Stringer declined, repeatedly, to comment directly on Spitzer's prostitution scandal.

When I asked if his wife's presence at his first media availability after Spitzer's announcement wasn't itself a tacit comment on Spitzer's history, Stringer said, "There's a reason I asked Elyse to join me today. It's because we convinced my mother and my stepfather that they could watch Miles and we could get out here and do this."

(Miles is one of Stringer's two young sons.)

Stringer also said he would run the comptroller's office "through the lens of collaboration and integrity."

The former famously promised to "steamroll" Albany until he was felled by a prostitution scandal.

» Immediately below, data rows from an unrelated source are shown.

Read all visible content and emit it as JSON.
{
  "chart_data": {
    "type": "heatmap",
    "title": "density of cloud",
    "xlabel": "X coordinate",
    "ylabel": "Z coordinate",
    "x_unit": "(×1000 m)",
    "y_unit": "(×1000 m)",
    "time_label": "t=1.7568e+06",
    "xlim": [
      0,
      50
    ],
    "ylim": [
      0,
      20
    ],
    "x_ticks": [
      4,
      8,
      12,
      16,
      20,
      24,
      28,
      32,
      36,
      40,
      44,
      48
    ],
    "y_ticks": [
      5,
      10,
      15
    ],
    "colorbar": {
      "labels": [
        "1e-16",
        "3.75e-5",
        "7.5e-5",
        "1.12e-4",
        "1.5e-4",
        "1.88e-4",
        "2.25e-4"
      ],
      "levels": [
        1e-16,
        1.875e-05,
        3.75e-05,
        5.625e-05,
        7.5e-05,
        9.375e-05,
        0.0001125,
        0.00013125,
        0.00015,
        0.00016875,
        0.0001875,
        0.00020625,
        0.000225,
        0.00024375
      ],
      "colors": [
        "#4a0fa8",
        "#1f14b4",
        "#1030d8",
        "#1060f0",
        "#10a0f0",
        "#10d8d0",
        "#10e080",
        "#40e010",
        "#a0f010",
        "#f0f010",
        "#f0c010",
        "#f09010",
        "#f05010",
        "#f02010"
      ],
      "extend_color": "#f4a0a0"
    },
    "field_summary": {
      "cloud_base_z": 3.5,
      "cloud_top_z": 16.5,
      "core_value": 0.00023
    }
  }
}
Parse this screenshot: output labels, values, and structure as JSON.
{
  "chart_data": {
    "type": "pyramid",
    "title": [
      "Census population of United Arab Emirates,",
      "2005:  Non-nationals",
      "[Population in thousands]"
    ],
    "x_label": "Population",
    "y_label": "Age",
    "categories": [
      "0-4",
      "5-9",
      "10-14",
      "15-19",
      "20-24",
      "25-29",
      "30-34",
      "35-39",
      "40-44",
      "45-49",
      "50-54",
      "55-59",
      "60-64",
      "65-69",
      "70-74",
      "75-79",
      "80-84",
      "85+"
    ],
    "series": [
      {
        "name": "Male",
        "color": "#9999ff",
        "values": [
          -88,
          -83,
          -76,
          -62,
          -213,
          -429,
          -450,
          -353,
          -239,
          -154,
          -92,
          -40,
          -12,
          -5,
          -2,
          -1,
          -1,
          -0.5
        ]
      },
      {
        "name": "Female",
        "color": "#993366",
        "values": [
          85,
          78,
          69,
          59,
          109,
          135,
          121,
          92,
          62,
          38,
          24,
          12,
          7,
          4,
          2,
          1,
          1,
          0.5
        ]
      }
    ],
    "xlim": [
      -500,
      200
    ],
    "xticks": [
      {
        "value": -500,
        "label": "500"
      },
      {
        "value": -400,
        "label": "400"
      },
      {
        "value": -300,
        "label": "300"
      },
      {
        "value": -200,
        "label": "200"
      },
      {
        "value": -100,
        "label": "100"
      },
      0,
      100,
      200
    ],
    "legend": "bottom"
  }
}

New Yorkers, said Stringer, "need to trust the comptroller to watch their backs," he said. "They've got to trust the comptroller, who's gonna watch out for their pension money."

And he chided Spitzer for deciding to opt out of the campaign finance system, which frees him from having to raise a lot of money in a short amount of time and from spending limits.

"We actually were surprised that someone who had been a proponent of campaign financing is not really in the system," he said. "But listen, money doesn't buy the comptroller's office."

Use of personal wealth has been a recurring theme for Spitzer in political career. He leveraged his father's real-estate money when he first ran for state attorney general, and was roundly criticized for it by his Democratic opponents in 1994, when he lost, and in 1998, when he won.